Koetter joined the Bucs last winter and helped transform one of the NFL’s least productive offenses into one that gained more yards than any in franchise history. His first order of business as coach was hiring Smith as his defensive coordinator.
“Experience counts a ton in this league. The NFL is an experience league,” said Koetter, who worked with Smith, when the former Falcons coach was defensive coordinator in Jacksonville and later as Smith’s offensive coordinator in Atlanta.
“To get a coach with Mike’s experience, not only as a defensive coordinator, as a teacher, as a head coach but as a man, as the right kind of guy we want in front of our players every day, I couldn’t be happier,” Koetter added.
The Bucs finished fifth in total offense, with Winston joining Cam Newton and Andrew Luck as the only quarterbacks since the 1970 NFL/AFL merger to throw for 4,000 yards as rookies. Doug Martin (Boise State), meanwhile, rebounded from a pair of subpar seasons to be the league’s second-leading rusher with 1,402 yards.
Koetter led top 10 offenses in Jacksonville and Atlanta before moving to the Bucs. While this is his first opportunity as an NFL head coach, he was head coach at Boise State from 1998-2000 and at Arizona State from 2001-06.

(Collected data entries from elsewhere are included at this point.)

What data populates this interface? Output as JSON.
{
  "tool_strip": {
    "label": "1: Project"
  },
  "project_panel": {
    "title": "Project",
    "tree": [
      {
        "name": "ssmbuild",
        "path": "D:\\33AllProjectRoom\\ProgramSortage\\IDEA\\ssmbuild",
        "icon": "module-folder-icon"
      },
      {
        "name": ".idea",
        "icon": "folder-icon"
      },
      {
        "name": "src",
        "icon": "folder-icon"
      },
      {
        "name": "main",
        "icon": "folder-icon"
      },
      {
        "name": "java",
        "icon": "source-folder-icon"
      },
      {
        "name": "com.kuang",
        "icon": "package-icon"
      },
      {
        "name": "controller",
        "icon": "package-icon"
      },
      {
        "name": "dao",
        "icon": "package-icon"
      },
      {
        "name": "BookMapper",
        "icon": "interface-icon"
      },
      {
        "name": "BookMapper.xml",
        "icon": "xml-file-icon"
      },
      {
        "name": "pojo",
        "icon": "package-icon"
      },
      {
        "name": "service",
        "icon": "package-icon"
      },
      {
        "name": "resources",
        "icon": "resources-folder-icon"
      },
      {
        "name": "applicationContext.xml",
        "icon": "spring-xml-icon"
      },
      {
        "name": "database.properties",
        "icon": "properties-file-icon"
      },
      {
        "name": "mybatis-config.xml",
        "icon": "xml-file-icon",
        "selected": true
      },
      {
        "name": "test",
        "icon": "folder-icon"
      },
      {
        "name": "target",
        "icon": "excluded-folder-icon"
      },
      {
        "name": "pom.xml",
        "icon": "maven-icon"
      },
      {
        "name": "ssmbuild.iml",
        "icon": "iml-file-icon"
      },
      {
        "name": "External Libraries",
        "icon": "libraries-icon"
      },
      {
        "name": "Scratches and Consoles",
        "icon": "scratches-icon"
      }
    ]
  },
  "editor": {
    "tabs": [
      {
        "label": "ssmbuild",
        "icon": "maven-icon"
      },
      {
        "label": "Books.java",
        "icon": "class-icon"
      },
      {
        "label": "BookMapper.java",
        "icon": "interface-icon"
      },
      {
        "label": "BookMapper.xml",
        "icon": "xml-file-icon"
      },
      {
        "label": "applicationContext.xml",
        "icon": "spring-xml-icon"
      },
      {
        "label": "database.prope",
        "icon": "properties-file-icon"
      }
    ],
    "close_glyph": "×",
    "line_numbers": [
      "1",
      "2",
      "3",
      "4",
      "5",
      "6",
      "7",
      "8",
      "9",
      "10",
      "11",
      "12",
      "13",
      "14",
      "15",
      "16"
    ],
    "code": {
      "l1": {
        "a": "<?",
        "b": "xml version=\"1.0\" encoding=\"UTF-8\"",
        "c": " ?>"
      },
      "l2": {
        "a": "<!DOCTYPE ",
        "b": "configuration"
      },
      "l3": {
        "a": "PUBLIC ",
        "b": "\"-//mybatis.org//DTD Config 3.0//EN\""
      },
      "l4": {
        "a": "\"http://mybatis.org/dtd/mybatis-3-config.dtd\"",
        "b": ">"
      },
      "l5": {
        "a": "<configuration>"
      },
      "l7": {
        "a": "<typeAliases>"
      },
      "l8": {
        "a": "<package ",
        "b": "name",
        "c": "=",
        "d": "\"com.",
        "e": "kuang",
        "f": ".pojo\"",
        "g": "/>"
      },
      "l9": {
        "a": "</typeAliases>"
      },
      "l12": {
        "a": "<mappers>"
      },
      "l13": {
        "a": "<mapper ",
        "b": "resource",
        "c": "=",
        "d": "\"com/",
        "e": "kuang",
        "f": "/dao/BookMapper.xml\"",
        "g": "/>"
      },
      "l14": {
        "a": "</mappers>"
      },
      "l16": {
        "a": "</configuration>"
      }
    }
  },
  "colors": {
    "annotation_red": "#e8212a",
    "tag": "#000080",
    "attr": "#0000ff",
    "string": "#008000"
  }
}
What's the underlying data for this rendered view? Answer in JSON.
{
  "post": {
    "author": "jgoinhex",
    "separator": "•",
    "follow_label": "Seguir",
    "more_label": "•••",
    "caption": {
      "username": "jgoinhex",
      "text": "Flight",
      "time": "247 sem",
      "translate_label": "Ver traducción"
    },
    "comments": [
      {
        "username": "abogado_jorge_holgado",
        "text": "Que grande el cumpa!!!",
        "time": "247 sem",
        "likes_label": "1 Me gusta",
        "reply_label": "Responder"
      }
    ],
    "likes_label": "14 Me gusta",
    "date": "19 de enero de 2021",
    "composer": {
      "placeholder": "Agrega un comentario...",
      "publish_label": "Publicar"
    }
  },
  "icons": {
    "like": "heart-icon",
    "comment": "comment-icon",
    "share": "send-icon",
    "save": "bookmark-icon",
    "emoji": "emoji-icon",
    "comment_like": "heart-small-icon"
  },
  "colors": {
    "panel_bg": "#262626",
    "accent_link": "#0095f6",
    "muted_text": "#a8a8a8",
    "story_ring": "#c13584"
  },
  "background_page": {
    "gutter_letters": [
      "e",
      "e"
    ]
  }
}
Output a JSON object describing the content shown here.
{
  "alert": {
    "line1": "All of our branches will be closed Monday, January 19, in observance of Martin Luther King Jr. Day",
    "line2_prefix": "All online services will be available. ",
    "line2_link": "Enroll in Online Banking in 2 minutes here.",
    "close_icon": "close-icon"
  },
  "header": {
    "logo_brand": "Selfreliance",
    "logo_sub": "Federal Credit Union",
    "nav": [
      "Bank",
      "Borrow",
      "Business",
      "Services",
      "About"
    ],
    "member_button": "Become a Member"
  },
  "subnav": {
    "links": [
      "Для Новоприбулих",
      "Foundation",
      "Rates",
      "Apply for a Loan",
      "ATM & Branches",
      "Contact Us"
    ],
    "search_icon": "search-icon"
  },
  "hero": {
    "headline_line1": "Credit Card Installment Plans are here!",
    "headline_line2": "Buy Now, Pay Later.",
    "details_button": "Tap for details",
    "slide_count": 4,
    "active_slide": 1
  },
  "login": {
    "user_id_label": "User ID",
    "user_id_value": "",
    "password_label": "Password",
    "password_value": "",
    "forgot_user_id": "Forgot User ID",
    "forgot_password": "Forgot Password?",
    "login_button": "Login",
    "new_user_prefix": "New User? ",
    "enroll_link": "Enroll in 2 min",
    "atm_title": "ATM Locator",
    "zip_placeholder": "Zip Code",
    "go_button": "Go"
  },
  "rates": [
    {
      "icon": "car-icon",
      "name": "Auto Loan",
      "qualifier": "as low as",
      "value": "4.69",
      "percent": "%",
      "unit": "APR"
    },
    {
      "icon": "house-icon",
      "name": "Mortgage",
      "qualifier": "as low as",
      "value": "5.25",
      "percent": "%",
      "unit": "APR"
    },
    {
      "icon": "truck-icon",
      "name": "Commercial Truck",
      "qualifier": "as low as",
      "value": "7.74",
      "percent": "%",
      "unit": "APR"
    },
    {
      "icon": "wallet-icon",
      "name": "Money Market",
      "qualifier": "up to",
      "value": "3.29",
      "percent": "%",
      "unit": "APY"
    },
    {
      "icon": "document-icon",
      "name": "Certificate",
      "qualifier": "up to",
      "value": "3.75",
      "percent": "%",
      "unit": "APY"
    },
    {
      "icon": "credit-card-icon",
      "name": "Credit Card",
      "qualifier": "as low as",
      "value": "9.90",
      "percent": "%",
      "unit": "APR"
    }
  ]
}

Tampa Bay improved by four wins this season, but the team plummeted out of playoff contention while finishing on a four-game losing streak. The Bucs last earned a playoff berth in 2007 and haven’t won a postseason game since their Super Bowl run 13 years ago.
“This team is headed in the right direction,” Koetter said, noting that’s he’s inheriting a “really good” nucleus of talent.
Dirk Koetter’s Idaho ties
- Born: Pocatello (Feb. 5, 1959)
- High school: Highland (graduated in 1977, member of the Highland Hall of Fame)
- College: Idaho State quarterback, 1978-81 (graduated in 1981; master’s in athletic administration, 1982)
- Head coaching jobs in Idaho: Highland (1983-84), Boise State (1998-2000)
- Notable: Won NCAA I-AA national championship as a player in 1981; won state high school championship as a coach in 1984.
- Personal: Koetter and his wife, Kim, have four children — Davis, Derek, Kaylee and Kendra. By coincidence, Kaylee played volleyball at the University of Tampa and is now an assistant coach with the Spartans.